PETA: Westport-headquartered PetVet Care Centers tied to blood bank where animals are bled until they die
The People for the Ethical Treatment of Animals (PETA), says a national pet care center that is headquartered in Westport is linked to an animal blood bank they say is a factory for cats and dogs to bleed until they die.

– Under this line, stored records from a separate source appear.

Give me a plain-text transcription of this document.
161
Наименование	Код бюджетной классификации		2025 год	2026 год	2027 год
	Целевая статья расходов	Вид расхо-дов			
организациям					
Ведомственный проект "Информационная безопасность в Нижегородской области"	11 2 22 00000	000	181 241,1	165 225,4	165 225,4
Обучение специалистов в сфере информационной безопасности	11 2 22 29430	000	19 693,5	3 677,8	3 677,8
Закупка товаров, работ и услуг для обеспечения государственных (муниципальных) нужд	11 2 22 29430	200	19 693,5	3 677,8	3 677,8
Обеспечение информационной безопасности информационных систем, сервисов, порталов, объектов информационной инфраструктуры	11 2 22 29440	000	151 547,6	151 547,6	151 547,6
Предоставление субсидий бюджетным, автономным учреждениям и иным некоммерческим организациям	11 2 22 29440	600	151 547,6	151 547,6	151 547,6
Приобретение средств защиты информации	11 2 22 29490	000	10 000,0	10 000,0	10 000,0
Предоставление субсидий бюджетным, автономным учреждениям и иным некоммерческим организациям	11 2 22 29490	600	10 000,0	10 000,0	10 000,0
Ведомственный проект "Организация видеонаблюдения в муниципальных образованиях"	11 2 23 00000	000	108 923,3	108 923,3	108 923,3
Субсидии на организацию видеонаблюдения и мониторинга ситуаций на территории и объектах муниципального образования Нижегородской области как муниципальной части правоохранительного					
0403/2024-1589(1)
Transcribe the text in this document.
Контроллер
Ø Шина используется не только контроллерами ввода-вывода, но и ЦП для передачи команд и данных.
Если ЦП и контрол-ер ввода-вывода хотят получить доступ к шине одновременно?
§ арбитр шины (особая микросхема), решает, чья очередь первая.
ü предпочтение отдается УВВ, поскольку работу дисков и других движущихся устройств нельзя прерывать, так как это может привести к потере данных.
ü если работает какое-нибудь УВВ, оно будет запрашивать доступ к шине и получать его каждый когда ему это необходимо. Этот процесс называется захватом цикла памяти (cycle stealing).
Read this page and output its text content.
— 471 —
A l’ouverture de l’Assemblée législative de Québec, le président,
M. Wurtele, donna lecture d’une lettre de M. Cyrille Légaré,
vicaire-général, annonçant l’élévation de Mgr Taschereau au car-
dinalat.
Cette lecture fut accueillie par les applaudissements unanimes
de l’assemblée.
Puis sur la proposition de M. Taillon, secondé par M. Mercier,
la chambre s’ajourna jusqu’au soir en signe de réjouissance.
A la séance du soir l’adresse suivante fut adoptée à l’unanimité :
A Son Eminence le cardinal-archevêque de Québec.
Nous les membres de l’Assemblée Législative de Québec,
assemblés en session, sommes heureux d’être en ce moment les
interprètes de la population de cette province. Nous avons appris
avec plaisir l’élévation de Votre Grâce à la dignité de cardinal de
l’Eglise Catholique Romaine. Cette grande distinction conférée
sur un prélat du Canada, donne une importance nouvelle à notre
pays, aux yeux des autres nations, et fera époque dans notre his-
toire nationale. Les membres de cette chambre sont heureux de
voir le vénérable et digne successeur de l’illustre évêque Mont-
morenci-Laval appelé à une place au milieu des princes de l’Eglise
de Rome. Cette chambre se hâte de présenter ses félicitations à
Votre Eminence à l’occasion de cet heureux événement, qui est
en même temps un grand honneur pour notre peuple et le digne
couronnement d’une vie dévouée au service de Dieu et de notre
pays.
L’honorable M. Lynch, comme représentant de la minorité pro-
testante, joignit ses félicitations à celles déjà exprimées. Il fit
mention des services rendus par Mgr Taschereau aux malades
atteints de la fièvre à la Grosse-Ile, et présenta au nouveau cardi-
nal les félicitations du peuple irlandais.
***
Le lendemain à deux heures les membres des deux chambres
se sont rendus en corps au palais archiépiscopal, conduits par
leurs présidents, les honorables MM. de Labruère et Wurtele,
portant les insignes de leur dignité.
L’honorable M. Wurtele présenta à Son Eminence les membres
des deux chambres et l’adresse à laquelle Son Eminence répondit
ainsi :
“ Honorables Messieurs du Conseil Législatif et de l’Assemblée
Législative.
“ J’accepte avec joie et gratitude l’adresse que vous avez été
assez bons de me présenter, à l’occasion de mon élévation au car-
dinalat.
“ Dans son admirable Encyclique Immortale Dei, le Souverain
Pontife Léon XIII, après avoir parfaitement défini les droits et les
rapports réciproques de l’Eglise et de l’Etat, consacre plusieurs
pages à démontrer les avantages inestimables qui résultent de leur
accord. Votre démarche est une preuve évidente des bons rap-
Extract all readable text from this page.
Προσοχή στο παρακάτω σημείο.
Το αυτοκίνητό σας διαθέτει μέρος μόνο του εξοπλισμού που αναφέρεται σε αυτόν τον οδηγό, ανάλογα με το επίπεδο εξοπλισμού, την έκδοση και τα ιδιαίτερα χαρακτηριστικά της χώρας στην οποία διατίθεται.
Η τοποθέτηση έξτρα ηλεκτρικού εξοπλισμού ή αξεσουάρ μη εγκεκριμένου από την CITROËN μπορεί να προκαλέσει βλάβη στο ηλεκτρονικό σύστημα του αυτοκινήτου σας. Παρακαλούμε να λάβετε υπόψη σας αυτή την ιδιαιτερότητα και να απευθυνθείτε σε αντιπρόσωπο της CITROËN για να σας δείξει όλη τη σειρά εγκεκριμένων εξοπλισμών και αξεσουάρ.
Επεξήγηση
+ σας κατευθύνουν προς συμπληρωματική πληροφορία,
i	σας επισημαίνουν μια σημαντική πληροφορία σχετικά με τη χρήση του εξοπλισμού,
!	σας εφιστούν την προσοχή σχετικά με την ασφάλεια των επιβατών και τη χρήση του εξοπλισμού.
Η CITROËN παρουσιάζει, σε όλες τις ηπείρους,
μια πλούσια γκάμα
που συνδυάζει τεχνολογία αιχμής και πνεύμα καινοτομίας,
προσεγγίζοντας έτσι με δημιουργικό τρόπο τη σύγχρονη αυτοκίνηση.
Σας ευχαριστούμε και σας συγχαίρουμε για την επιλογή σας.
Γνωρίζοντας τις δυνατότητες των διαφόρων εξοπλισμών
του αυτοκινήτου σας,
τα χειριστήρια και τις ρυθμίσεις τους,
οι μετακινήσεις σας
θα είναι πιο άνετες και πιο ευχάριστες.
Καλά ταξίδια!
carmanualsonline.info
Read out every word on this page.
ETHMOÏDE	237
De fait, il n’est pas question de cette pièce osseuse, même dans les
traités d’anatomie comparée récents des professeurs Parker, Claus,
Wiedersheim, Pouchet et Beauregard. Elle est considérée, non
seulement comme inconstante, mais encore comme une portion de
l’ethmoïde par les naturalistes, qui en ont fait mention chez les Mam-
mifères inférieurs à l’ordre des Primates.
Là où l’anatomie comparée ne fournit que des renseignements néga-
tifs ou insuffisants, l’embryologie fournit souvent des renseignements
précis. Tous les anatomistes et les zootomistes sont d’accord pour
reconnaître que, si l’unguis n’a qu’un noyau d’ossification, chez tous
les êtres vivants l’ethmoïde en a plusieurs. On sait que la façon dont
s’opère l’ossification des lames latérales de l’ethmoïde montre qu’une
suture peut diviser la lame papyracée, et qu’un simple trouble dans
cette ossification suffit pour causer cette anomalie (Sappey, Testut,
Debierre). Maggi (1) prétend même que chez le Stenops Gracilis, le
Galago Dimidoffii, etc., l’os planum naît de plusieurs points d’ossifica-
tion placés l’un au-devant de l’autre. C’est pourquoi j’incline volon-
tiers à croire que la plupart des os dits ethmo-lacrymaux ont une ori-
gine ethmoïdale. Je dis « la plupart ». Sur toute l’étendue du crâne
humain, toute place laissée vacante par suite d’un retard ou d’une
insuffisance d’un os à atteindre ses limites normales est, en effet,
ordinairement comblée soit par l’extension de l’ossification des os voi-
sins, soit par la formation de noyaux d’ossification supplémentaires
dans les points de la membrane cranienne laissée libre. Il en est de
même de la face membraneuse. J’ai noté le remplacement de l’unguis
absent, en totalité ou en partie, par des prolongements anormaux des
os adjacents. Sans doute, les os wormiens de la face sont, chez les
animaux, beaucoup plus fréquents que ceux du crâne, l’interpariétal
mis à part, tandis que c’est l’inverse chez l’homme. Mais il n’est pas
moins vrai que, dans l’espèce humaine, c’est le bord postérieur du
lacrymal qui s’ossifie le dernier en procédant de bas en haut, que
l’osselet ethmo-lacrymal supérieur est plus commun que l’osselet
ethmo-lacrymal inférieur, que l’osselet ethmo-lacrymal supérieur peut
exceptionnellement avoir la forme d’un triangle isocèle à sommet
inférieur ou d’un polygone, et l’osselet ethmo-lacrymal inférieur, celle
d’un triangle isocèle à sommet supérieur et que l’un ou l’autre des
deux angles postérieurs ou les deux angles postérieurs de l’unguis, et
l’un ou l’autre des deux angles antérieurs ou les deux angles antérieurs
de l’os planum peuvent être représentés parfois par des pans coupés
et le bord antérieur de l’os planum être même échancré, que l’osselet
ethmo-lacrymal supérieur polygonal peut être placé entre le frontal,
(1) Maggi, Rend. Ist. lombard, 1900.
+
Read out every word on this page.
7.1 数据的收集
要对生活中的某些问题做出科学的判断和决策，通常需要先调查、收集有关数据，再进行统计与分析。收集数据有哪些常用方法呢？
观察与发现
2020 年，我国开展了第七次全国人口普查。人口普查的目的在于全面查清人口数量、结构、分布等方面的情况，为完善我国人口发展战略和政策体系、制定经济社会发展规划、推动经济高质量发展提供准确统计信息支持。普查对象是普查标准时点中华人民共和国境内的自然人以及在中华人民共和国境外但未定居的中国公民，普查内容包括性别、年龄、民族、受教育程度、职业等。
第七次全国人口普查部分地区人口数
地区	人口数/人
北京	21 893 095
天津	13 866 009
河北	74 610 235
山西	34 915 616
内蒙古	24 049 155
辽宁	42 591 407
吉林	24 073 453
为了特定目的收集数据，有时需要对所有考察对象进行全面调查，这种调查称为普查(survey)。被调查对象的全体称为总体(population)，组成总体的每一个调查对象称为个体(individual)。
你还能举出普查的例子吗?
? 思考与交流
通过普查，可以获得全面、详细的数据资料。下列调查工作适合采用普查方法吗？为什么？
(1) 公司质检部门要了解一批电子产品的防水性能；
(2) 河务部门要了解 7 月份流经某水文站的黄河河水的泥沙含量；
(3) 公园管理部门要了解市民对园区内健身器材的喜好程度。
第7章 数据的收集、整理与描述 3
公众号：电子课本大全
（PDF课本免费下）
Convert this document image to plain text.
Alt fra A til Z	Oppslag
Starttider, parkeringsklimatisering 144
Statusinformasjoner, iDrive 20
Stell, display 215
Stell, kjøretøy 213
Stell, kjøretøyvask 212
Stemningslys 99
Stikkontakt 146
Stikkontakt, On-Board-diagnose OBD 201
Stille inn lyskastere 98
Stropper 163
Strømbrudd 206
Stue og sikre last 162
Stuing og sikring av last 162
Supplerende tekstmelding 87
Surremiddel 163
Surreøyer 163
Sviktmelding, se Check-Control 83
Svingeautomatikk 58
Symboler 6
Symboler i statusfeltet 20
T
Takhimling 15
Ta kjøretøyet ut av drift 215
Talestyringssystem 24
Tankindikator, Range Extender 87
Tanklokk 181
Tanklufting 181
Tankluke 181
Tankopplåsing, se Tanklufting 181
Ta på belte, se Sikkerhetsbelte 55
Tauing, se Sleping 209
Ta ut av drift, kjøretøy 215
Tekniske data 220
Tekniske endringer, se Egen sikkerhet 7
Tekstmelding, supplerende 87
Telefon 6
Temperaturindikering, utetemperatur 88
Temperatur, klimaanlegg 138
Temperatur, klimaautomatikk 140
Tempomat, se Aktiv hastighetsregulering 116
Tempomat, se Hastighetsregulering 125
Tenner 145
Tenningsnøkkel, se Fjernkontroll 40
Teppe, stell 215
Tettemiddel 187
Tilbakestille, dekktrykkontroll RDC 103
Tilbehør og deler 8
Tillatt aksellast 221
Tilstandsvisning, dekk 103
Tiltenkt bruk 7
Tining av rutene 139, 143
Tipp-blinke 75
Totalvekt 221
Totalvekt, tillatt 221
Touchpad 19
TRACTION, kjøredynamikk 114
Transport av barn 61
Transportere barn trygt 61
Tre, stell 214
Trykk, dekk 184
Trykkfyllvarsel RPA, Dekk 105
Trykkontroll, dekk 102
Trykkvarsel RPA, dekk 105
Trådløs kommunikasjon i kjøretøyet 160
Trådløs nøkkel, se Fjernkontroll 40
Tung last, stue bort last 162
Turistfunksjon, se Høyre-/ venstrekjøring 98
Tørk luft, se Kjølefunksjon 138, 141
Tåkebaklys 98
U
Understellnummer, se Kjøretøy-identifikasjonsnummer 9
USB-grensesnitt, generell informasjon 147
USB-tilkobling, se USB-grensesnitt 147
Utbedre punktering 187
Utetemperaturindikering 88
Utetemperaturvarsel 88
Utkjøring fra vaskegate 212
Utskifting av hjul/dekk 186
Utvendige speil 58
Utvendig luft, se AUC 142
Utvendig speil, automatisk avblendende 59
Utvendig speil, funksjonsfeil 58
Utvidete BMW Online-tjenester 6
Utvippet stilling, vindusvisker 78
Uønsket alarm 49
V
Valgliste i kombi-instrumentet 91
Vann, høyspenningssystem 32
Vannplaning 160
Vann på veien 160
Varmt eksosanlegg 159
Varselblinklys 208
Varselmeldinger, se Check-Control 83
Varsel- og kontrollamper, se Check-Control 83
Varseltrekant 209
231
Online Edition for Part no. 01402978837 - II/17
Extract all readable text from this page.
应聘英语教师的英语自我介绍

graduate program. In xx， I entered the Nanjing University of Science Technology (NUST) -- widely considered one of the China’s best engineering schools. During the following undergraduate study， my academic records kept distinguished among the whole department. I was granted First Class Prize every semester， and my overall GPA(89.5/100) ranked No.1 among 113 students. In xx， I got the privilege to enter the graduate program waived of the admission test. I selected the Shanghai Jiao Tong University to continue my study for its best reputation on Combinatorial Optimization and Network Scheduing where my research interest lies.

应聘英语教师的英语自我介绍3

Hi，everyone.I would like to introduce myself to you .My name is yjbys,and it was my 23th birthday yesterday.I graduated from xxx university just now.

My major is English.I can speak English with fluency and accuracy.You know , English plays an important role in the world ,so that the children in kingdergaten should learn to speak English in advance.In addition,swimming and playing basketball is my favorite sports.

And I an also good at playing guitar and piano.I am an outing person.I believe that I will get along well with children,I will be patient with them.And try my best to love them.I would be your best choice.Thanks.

Video from PETA shows dogs and cats caged and repeatedly bled at a facility in Indiana.
"PETA had an investigator work undercover for seven months at an operation called the Veterinarians Blood Bank, which is in Indiana," said Daniel Paden, PETA vice president of Evidence Analysis.
PETA says the animals are kenneled for their entire lives for the sole purpose of taking their blood and selling it to veterinarian clinics.
"They're paying $200 per animal to their workers to take kittens off of the street. They're taking blood from animals who were obviously ill, who had even bone cancer in one instance," said Paden.
There are roughly 360 dogs and about 500 cats at Veterinarians Blood Bank's two facilities in Indiana.
"They don't even have a bed or a blanket to lie down on and so they're on a hard floor for 10, 12 years. They develop pressure sores," said Paden.
PETA says Veterinarians Blood Bank is selling blood to clinics, like those operated by Pet Vet Care Centers, which is headquartered in Westport.
The organization says animal blood is being taken from dogs and cats in Indiana every three weeks, which is very dangerous.
PetVet Care Centers operates 350 locations across the country and reported an annual revenue of $1.1 billion in 2021.
News 12 Connecticut reached out to the company for comment but has not heard back. PETA says it also wrote a letter to PetVet Care Centers a month ago and has not heard back.
The Indiana State Board of Animal Health regulates that blood bank and is investigating. An Indiana sheriff's office has assigned a detective to investigate the criminal neglect of two cats at the blood bank.